Joe Seymour August 02, 2012 at 09:14 PM
First, ATA-BOY to the HP and other PD's involved in apprehending this person. As for the discussion on gun control, I have an interesting theory. What would happen if it were made very difficult to purchase ammunition. Now hear me out. If it was required to have a waiting period each time, what would that do? It is more difficult to make ammunition than it is to make a device to fire it. If you need to be registered and licensed to purchase ammo, or the components to make it, like firing caps, casing, powder, would that make it more difficult for criminals. This is just a theory I have been tossing around in my circle. I would like to hear any comments about it.
Jacob Nelson (Editor) August 02, 2012 at 09:18 PM
You know, I think Chris Rock has a bit about that... http://www.youtube.com/watch?v=OuX-nFmL0II It's Chris Rock, so if profanity is something that bothers you steer clear.
harry August 03, 2012 at 12:19 AM
hPPD good work. Bryce you didn't want to get into the gun control Debate but u got right up on our soapbox. You should know what ur talking about before you comment. In Illinois you first need to apply for an FOID (ID card) with the state police to buy a gun. They do a Background Check and a few weeks later you get card in the mail. Then u walk into a gun store and pick out a a gun. After that you fill out more paperwork than when you buy a house. The gun store then calls the ATF or state police and does another check. Several days later you can come pickup your gun. Which is registered with the ATF forever. if you sell thegun you must keep records forever. All in all it takes about two or three months to buy a first gun in Illinois. Then if u live in HP u also have to register it with them. Is that to easy?
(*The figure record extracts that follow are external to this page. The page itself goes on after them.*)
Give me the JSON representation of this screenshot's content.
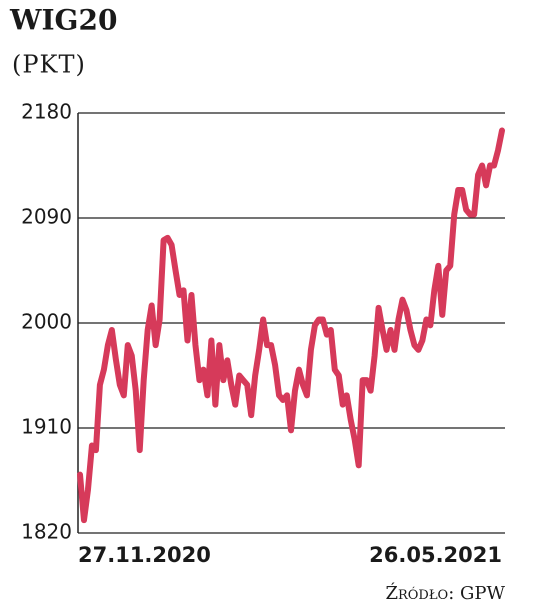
{
  "chart_data": {
    "type": "line",
    "title": "WIG20",
    "subtitle": "(PKT)",
    "source": "Źródło: GPW",
    "categories": [
      "27.11.2020",
      null,
      null,
      null,
      null,
      null,
      null,
      null,
      null,
      null,
      null,
      null,
      null,
      null,
      null,
      null,
      null,
      null,
      null,
      null,
      null,
      null,
      null,
      null,
      null,
      null,
      null,
      null,
      null,
      null,
      null,
      null,
      null,
      null,
      null,
      null,
      null,
      null,
      null,
      null,
      null,
      null,
      null,
      null,
      null,
      null,
      null,
      null,
      null,
      null,
      null,
      null,
      null,
      null,
      null,
      null,
      null,
      null,
      null,
      null,
      null,
      null,
      null,
      null,
      null,
      null,
      null,
      null,
      null,
      null,
      null,
      null,
      null,
      null,
      null,
      null,
      null,
      null,
      null,
      null,
      null,
      null,
      null,
      null,
      null,
      null,
      null,
      null,
      null,
      null,
      null,
      null,
      null,
      null,
      null,
      null,
      null,
      null,
      null,
      null,
      null,
      null,
      null,
      null,
      null,
      null,
      "26.05.2021"
    ],
    "values": [
      1870,
      1831,
      1857,
      1895,
      1891,
      1947,
      1960,
      1981,
      1994,
      1969,
      1947,
      1938,
      1981,
      1972,
      1942,
      1891,
      1951,
      1994,
      2015,
      1981,
      2003,
      2071,
      2073,
      2067,
      2045,
      2024,
      2028,
      1985,
      2024,
      1981,
      1951,
      1960,
      1938,
      1985,
      1930,
      1981,
      1951,
      1968,
      1947,
      1930,
      1955,
      1951,
      1947,
      1921,
      1955,
      1977,
      2003,
      1981,
      1981,
      1964,
      1938,
      1934,
      1938,
      1908,
      1942,
      1960,
      1947,
      1938,
      1977,
      1998,
      2003,
      2003,
      1990,
      1994,
      1960,
      1955,
      1930,
      1938,
      1917,
      1900,
      1878,
      1951,
      1951,
      1942,
      1972,
      2013,
      1994,
      1977,
      1994,
      1977,
      2003,
      2020,
      2011,
      1994,
      1981,
      1977,
      1985,
      2003,
      1998,
      2028,
      2049,
      2007,
      2045,
      2049,
      2093,
      2114,
      2114,
      2097,
      2093,
      2093,
      2127,
      2135,
      2118,
      2135,
      2135,
      2148,
      2165
    ],
    "color": "#d63a5a",
    "ylim": [
      1820,
      2180
    ],
    "yticks": [
      1820,
      1910,
      2000,
      2090,
      2180
    ],
    "grid": true
  }
}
David Greenberg August 03, 2012 at 04:44 AM
Recording and restricting ammunition sales was tried, had zero impact on reducing crime, and the BATFE eventually recommended to Congress that the requirement be dropped - this was circa 1986 if I recall correctly. As for being licensed and registered to purchase ammo - it's only going to adversely affect the law abiding citizens of the land. It's not going to do a thing to thwart a criminal from obtaining it if and when they desire. Also, you make an implicit assumption that if a criminal can't get ammo, they won't commit a crime - nothing could be further from the truth - criminals will find a way and will just use a different weapon like an axe, knife, or something improvised. As for it being more difficult to make ammunition - it might be out the realm of the average person, but don't forget about persons who reload their own ammo. And don't neglect the coming wave of inexpensive 3D printers.
David Greenberg August 03, 2012 at 04:47 AM
Actually it's not registered with the ATF forever. I believe that those instant background check results are destroyed after 24-48 hours. The paperwork at the gun store has to be kept for 7 -10 years (I've forgotten the exact amount), and if you privately transfer a firearm to someone - you have to keep a record of it for 10 years - you get their name, address, FOID card number, and serial number/make/model of the firearm.